Open Research Projects, Research

The human assembloid reveals the crosstalk of colonic resident macrophages with their neighboring epithelium, vasculature, and enteric nervous system

Principal Investigator

Prof. Dr. Michael Sigal

Scientific interest within the context of the graduate college:

Our lab investigates the gastrointestinal (GI) tract epithelium the cellular layer lining the stomach and intestine that forms a vital barrier between the body and the external environment. A central focus lies on understanding the mechanisms of epithelial regeneration and how interactions with commensal microbiota and pathogenic bacteria influence this process, potentially leading to inflammation, gut dysfunction, or cancer.

Project description:

The crypt-villus architecture of the intestinal mucosa is underpinned by dynamic interactions between distinct populations of epithelial, stromal, and immune cells. While the epithelial compartment has garnered significant attention, there is a growing appreciation for the critical role of mesenchymal cells in shaping epithelial stem cell function and dictating lineage specification in homeostasis and upon perturbation.

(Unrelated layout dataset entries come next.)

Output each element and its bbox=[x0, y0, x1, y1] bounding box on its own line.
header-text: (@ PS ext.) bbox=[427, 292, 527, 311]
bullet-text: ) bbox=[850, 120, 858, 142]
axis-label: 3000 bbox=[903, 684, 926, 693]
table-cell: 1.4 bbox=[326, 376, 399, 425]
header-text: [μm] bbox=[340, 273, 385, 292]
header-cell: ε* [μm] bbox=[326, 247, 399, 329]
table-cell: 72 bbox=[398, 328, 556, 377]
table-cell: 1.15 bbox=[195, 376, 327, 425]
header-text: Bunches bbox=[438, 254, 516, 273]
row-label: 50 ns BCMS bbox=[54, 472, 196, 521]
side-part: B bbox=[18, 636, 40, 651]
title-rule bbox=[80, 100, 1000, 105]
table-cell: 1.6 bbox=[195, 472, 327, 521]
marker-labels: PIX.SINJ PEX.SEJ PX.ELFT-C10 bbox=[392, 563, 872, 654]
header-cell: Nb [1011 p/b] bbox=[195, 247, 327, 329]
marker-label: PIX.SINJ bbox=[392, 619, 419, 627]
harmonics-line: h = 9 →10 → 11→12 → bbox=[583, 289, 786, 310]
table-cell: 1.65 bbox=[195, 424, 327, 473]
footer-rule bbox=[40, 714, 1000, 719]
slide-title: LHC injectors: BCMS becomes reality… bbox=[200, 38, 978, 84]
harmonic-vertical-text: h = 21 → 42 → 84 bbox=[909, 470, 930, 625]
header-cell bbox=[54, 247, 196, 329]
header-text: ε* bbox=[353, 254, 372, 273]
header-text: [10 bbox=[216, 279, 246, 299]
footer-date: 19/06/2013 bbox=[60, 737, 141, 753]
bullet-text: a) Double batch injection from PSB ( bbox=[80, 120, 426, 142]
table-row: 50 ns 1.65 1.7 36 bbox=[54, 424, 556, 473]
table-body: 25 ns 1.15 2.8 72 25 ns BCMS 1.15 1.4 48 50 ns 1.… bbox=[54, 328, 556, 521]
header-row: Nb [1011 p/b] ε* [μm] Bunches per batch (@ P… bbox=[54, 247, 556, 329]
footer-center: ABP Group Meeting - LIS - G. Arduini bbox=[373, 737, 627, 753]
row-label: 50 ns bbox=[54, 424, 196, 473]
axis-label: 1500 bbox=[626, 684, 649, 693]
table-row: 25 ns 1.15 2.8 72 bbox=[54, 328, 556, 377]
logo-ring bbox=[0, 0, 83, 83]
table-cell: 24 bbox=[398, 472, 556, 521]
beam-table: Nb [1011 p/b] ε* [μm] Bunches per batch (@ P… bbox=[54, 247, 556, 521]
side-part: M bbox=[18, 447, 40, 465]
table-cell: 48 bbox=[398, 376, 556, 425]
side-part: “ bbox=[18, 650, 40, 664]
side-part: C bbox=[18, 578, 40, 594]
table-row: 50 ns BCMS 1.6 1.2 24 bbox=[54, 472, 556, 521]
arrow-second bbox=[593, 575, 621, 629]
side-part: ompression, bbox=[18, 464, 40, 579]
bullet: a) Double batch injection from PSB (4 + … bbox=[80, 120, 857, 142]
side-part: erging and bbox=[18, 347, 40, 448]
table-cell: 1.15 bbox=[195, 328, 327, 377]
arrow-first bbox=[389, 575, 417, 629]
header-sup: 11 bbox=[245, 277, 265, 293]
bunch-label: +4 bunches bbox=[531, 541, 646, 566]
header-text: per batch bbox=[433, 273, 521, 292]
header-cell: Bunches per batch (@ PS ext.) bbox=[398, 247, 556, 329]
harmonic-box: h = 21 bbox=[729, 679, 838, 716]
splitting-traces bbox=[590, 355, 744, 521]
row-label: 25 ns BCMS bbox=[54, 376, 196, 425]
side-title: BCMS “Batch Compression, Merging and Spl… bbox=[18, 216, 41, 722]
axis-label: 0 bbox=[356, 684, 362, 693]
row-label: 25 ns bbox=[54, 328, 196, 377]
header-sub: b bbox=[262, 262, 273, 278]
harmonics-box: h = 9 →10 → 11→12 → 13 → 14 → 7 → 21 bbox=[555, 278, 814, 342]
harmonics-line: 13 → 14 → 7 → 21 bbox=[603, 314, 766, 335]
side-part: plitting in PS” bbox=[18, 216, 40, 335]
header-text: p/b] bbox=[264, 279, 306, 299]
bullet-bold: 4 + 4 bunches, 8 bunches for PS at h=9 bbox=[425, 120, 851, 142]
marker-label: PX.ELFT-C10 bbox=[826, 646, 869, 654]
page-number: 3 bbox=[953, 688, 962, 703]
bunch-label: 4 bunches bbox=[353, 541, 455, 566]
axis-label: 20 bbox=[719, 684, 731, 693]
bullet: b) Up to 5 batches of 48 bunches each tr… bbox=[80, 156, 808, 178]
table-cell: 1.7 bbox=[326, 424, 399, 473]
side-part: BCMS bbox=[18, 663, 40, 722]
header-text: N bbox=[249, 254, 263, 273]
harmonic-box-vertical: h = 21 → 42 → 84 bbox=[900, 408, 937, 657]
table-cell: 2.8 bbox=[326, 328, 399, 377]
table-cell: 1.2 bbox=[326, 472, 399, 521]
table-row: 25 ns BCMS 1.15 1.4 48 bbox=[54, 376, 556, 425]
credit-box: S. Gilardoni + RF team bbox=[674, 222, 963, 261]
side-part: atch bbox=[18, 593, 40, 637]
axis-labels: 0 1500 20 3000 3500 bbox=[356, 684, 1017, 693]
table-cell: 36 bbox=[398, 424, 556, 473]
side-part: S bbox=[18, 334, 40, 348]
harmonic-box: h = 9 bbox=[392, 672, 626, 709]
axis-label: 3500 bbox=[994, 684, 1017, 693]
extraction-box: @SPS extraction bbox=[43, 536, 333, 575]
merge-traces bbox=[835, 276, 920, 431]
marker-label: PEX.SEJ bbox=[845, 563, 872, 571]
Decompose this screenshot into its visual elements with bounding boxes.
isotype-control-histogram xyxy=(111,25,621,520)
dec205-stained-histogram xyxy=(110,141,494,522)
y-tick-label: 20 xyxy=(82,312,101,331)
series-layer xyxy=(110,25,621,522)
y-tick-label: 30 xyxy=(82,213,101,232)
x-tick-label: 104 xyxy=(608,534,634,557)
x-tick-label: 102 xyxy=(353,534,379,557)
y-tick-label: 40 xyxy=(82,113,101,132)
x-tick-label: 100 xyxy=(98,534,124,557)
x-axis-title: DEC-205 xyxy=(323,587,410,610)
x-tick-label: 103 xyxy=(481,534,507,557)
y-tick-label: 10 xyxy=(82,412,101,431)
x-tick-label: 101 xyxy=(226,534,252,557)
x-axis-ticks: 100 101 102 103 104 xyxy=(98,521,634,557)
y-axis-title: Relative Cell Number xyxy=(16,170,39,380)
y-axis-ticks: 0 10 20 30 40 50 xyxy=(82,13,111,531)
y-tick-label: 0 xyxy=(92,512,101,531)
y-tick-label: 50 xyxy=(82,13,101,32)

We hypothesize that similar processes are co-opted in the context of carcinogenic transformation, that in contrast to the traditional view does not simply rely on mutational events but instead emerges as a result of a dynamic interplay between epithelium and stroma. Using a model of gastric cancrinogenesis that integrates mutational and environmental cues we aim to explore this process in detail and would like to integrate a doctoral thesis into this project.

Aim 1: To characterize the microenvironemnt in a murine model of gastric cancer.

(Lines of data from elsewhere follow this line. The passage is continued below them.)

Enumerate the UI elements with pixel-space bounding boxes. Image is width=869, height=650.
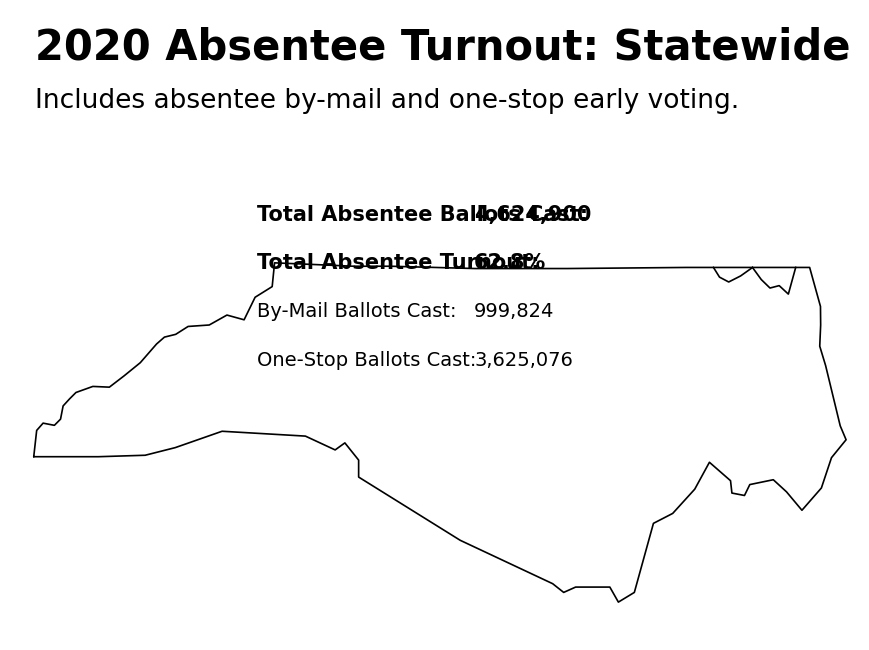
Text: One-Stop Ballots Cast:: One-Stop Ballots Cast:	[256, 351, 475, 370]
Text: Includes absentee by-mail and one-stop early voting.: Includes absentee by-mail and one-stop e…	[35, 88, 738, 114]
Text: 999,824: 999,824	[474, 302, 554, 321]
Text: 3,625,076: 3,625,076	[474, 351, 573, 370]
Text: By-Mail Ballots Cast:: By-Mail Ballots Cast:	[256, 302, 455, 321]
Text: Total Absentee Ballots Cast:: Total Absentee Ballots Cast:	[256, 205, 587, 225]
Text: Total Absentee Turnout:: Total Absentee Turnout:	[256, 254, 539, 274]
Text: 4,624,900: 4,624,900	[474, 205, 591, 225]
Text: 2020 Absentee Turnout: Statewide: 2020 Absentee Turnout: Statewide	[35, 26, 849, 68]
Text: 62.8%: 62.8%	[474, 254, 546, 274]
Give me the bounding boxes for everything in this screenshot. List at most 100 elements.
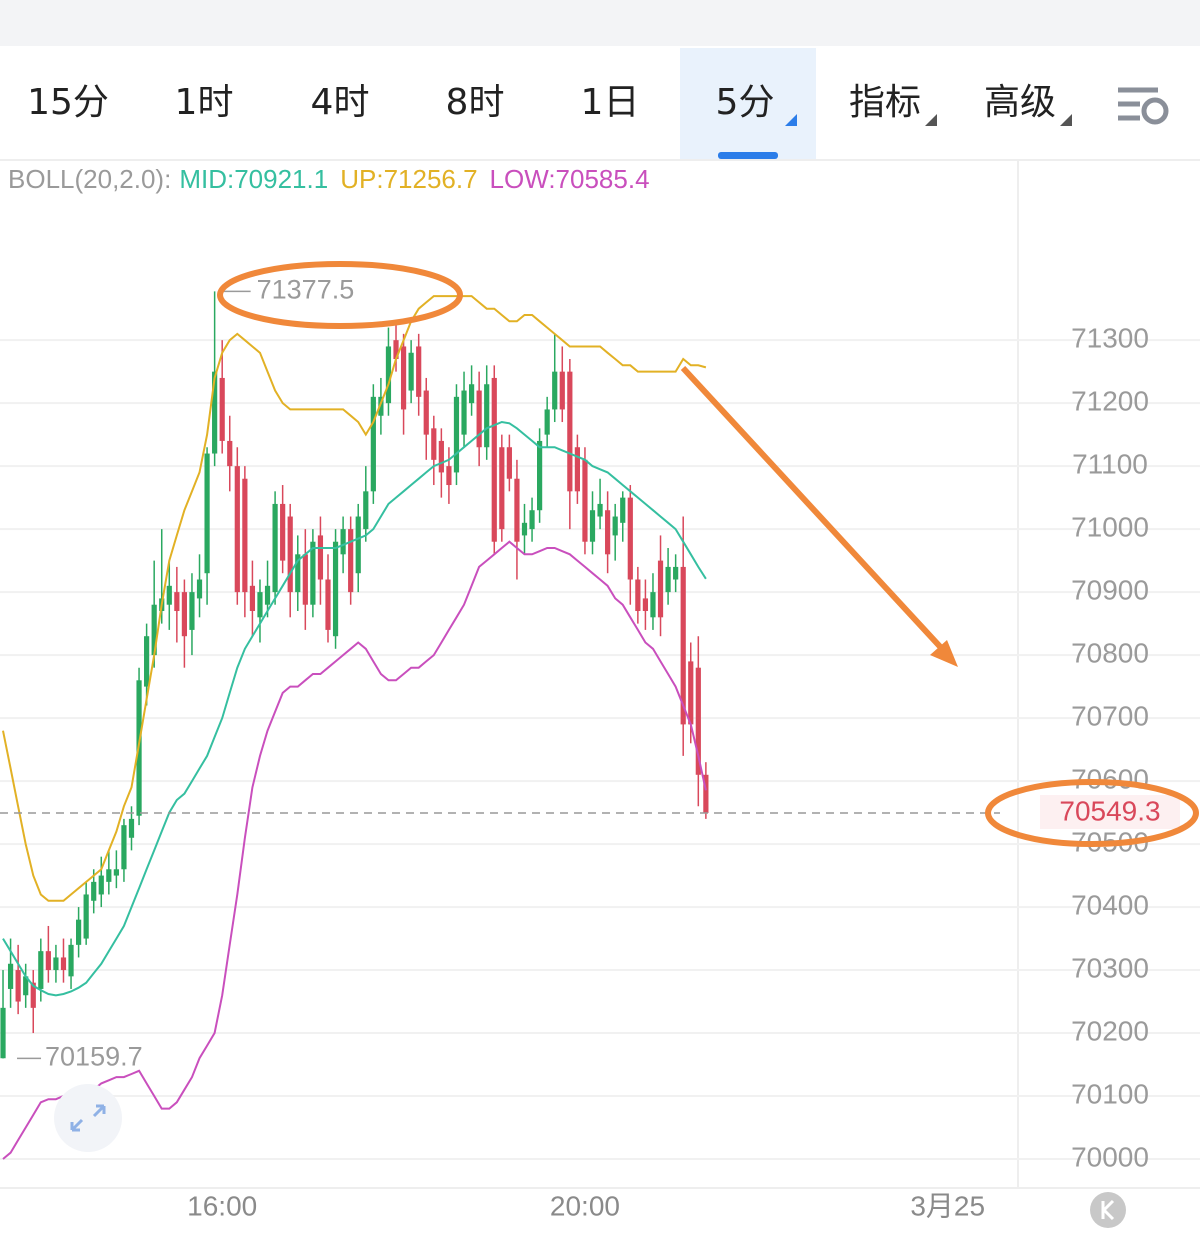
candle-body bbox=[7, 963, 14, 989]
candle-body bbox=[174, 592, 180, 612]
annotation-ellipse bbox=[985, 779, 1199, 848]
settings-icon[interactable] bbox=[1118, 87, 1169, 125]
candle-body bbox=[128, 818, 135, 838]
candle-body bbox=[30, 982, 36, 1008]
expand-button[interactable] bbox=[54, 1084, 122, 1152]
active-tab-bg bbox=[680, 48, 816, 160]
candle-body bbox=[476, 390, 482, 448]
boll-line bbox=[2, 420, 707, 997]
y-tick-label: 71300 bbox=[1071, 323, 1149, 354]
candle-body bbox=[567, 371, 573, 492]
candle-body bbox=[355, 516, 361, 574]
candle-body bbox=[68, 944, 74, 977]
legend-name: UP bbox=[340, 164, 376, 194]
boll-line bbox=[2, 295, 707, 902]
candle-body bbox=[91, 881, 97, 901]
candle-body bbox=[559, 371, 565, 410]
candle-body bbox=[113, 869, 119, 876]
tab[interactable]: 1时 bbox=[175, 82, 234, 123]
candle-body bbox=[484, 384, 490, 448]
candle-body bbox=[499, 447, 505, 530]
legend-name: LOW bbox=[490, 164, 550, 194]
candle-body bbox=[657, 560, 664, 618]
y-tick-label: 70700 bbox=[1071, 700, 1149, 731]
candle-body bbox=[582, 459, 588, 542]
candle-body bbox=[75, 919, 82, 945]
y-tick-label: 70100 bbox=[1071, 1078, 1149, 1109]
candle-body bbox=[620, 497, 626, 523]
tab[interactable]: 15分 bbox=[27, 82, 109, 123]
candle-body bbox=[680, 566, 686, 725]
expand-icon bbox=[70, 1104, 106, 1132]
candle-body bbox=[257, 592, 263, 618]
candle-body bbox=[340, 529, 346, 555]
legend-name: MID bbox=[179, 164, 227, 194]
legend-separator: : bbox=[227, 164, 234, 194]
annotation-ellipse bbox=[217, 261, 463, 329]
candle-body bbox=[665, 566, 671, 593]
tab[interactable]: 指标 bbox=[849, 82, 921, 123]
candle-body bbox=[45, 951, 51, 971]
candle-body bbox=[151, 604, 157, 656]
candle-body bbox=[506, 447, 512, 479]
candle-body bbox=[242, 478, 248, 593]
candle-body bbox=[642, 598, 649, 612]
candle-body bbox=[688, 661, 694, 725]
k-icon bbox=[1101, 1199, 1115, 1221]
indicator-name: BOLL(20,2.0): bbox=[8, 164, 171, 194]
candle-body bbox=[627, 497, 633, 580]
legend-value: 70921.1 bbox=[234, 164, 328, 194]
candle-body bbox=[83, 894, 89, 939]
dropdown-caret bbox=[785, 114, 797, 126]
candle-body bbox=[144, 636, 150, 687]
y-tick-label: 70900 bbox=[1071, 575, 1149, 606]
legend-separator: : bbox=[548, 164, 555, 194]
tab[interactable]: 4时 bbox=[311, 82, 370, 123]
candle-body bbox=[446, 466, 452, 486]
candle-body bbox=[287, 516, 293, 593]
candle-body bbox=[15, 970, 21, 1002]
candle-body bbox=[189, 592, 195, 630]
candle-body bbox=[703, 774, 709, 814]
candle-body bbox=[597, 503, 603, 517]
tab[interactable]: 1日 bbox=[581, 82, 640, 123]
candle-body bbox=[605, 510, 611, 555]
y-tick-label: 70400 bbox=[1071, 889, 1149, 920]
candle-body bbox=[234, 466, 240, 593]
candle-body bbox=[325, 579, 331, 630]
candle-body bbox=[302, 554, 308, 605]
legend-value: 70585.4 bbox=[556, 164, 650, 194]
candle-body bbox=[438, 440, 444, 473]
last-price-label: 70549.3 bbox=[1059, 795, 1160, 826]
dropdown-caret bbox=[925, 114, 937, 126]
tab[interactable]: 5分 bbox=[716, 82, 775, 123]
candle-body bbox=[317, 535, 324, 580]
candle-body bbox=[461, 390, 467, 435]
tab[interactable]: 8时 bbox=[446, 82, 505, 123]
tab[interactable]: 高级 bbox=[984, 82, 1056, 123]
candle-body bbox=[385, 346, 392, 404]
candle-body bbox=[378, 396, 384, 416]
y-tick-label: 70200 bbox=[1071, 1015, 1149, 1046]
candle-body bbox=[514, 478, 520, 542]
candle-body bbox=[272, 503, 278, 593]
y-tick-label: 70000 bbox=[1071, 1141, 1149, 1172]
candle-body bbox=[249, 585, 256, 612]
candle-body bbox=[521, 522, 528, 536]
candle-body bbox=[650, 592, 656, 618]
active-tab-underline bbox=[718, 152, 778, 159]
candle-body bbox=[106, 869, 112, 882]
k-button[interactable] bbox=[1090, 1192, 1126, 1228]
candle-body bbox=[370, 396, 376, 492]
candle-body bbox=[23, 976, 29, 996]
min-marker-label: 70159.7 bbox=[45, 1042, 143, 1072]
candle-body bbox=[529, 510, 535, 530]
annotations bbox=[54, 261, 1126, 1228]
candle-body bbox=[38, 951, 44, 989]
x-tick-label: 3月25 bbox=[910, 1190, 985, 1221]
candle-body bbox=[264, 585, 271, 605]
candle-body bbox=[552, 371, 558, 410]
candle-body bbox=[400, 346, 407, 410]
candle-body bbox=[574, 447, 580, 492]
candle-body bbox=[673, 566, 679, 580]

Aim 2: To functionally determine key stromal drivers of epithelial transformation in the stomach.

Aim 3: To explore the relevance of the identified pathways in a cohort of patients with gastric cancer.

Application details

References

  1. Wizenty J and Sigal M. Helicobacter pylori, microbiota and gastric cancer – principles of microorganism-driven carcinogenesis. Nat Rev Gastroenterol Hepatol. 2025; 22(5):296-313.
  2. Fischer AS, Müllerke S, Arnold A, Heuberger J, Berger H, Lin M, […], Horst D, Tacke F, Sigal M. R-spondin/YAP axis promotes gastric oxyntic gland regeneration and Helicobacter pylori-associated metaplasia in mice. J Clin Invest. 2022; 132(21):e151363.
  3. Wizenty J, Müllerke S, Kolesnichenko M, Heuberger J, Lin M, Fischer AS, […], Berger H, Tacke F, Sigal M. Gastric stem cells promote inflammation and gland remodeling in response to Helicobacter pylori via Rspo3-Lgr4 axis. EMBO J. 2022; 41(13):e109996.
  4. Kapalczynska M, Lin M, Maertzdorf J, Heuberger J, Muellerke S, Zuo X, […], Tacke F, Meyer TF, Sigal M. BMP feed-forward loop promotes terminal differentiation in gastric glands and is interrupted by H. pylori-driven inflammation. Nat Commun. 2022; 13(1):1577.